Ook het theoretische deel van de opleiding blijkt voor een deel van de studenten een grote belemmering te zijn. Of studenten studievertraging opliepen, varieert erg tussen verschillende ondersteuningsbehoeften. Van der Velden: “We zien veel variatie in de ervaringen van deze groep studenten, wat inhoudt dat maatwerk nodig is om deze groep op gelijke voet mee te laten doen. Tegelijkertijd betekent dit ook dat het niet onmogelijk is, omdat er dus ook positieve verhalen zijn om lessen uit te trekken. Nu is het zaak om met deze kennis aan de slag te gaan.” 

Informatievoorziening 

Wanneer studenten een ondersteuningsbehoefte hebben, kunnen zij terecht bij hun onderwijsinstelling die hier voorzieningen voor heeft. Dit kan gaan om versoepeling van regels en eisen of om specifieke hulpmiddelen, zoals boeken met vergrote letters voor studenten met dyslexie. Het merendeel van de ondervraagde studenten is hiervan op de hoogte en is (zeer) tevreden met de informatievoorziening. Er is echter ook een minderheid die hier wel problemen mee ervaart. Zo staat hier een groep studenten (21 procent) tegenover die (zeer) ontevreden is over die informatievoorziening. Zij weten bijvoorbeeld niet waar ze hulp aan kunnen vragen of met wie zij in gesprek kunnen gaan over problemen die ze ervaren bij hun studie. Ook ervaart een klein deel van de studenten (15 procent) geen begrip vanuit de instelling voor hun beperking, ziekte, aandoening of bijzondere omstandigheid. “Aan het einde van de dag is het vormgeven van onderwijs mensenwerk. Het helpen van studenten met een ondersteuningsbehoefte draait bijvoorbeeld om het actief aanreiken van handvaten en het luisteren en samen kijken naar wat het beste werkt,” aldus Van der Velden. 

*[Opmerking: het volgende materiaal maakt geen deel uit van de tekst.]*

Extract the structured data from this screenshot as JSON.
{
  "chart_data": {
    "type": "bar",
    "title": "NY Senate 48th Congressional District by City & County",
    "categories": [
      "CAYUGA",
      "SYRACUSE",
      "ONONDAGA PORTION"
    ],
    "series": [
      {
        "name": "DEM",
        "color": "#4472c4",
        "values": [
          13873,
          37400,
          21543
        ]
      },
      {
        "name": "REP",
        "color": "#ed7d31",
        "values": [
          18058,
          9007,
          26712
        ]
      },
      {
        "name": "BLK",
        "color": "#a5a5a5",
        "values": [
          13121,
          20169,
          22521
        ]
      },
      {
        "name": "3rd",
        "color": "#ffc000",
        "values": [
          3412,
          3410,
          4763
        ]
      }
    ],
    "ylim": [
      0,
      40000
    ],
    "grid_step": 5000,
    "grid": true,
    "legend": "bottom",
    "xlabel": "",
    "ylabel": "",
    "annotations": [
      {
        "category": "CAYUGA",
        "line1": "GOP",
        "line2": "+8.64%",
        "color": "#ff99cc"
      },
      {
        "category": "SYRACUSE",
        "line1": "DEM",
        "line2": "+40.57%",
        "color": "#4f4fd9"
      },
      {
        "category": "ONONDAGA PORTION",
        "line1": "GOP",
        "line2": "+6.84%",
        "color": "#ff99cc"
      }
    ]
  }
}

'Dit onderzoek is een wake-up call' 

Het onderzoek belicht de specifieke ervaringen en behoeften van studenten met een ondersteuningsbehoefte in het hoger onderwijs. Door de verscheidenheid aan oorzaken waardoor een student behoefte kan hebben aan extra ondersteuning, is het van belang een duidelijker beeld van deze groep te creëren. Van der Velden: “Dit onderzoek is een wake-up call voor iedereen in het hoger onderwijs. De ervaren drempels worden niet weggenomen door specifieke inspanning vanuit de student, vanuit diens omgeving of vanuit de hogeschool of universiteit. Hoewel al veel goed lijkt te gaan, moeten er gezamenlijk inspanningen worden geleverd om deze studenten te geven waar ze recht op hebben. Bij goed onderwijs valt immers geen student buiten de boot.”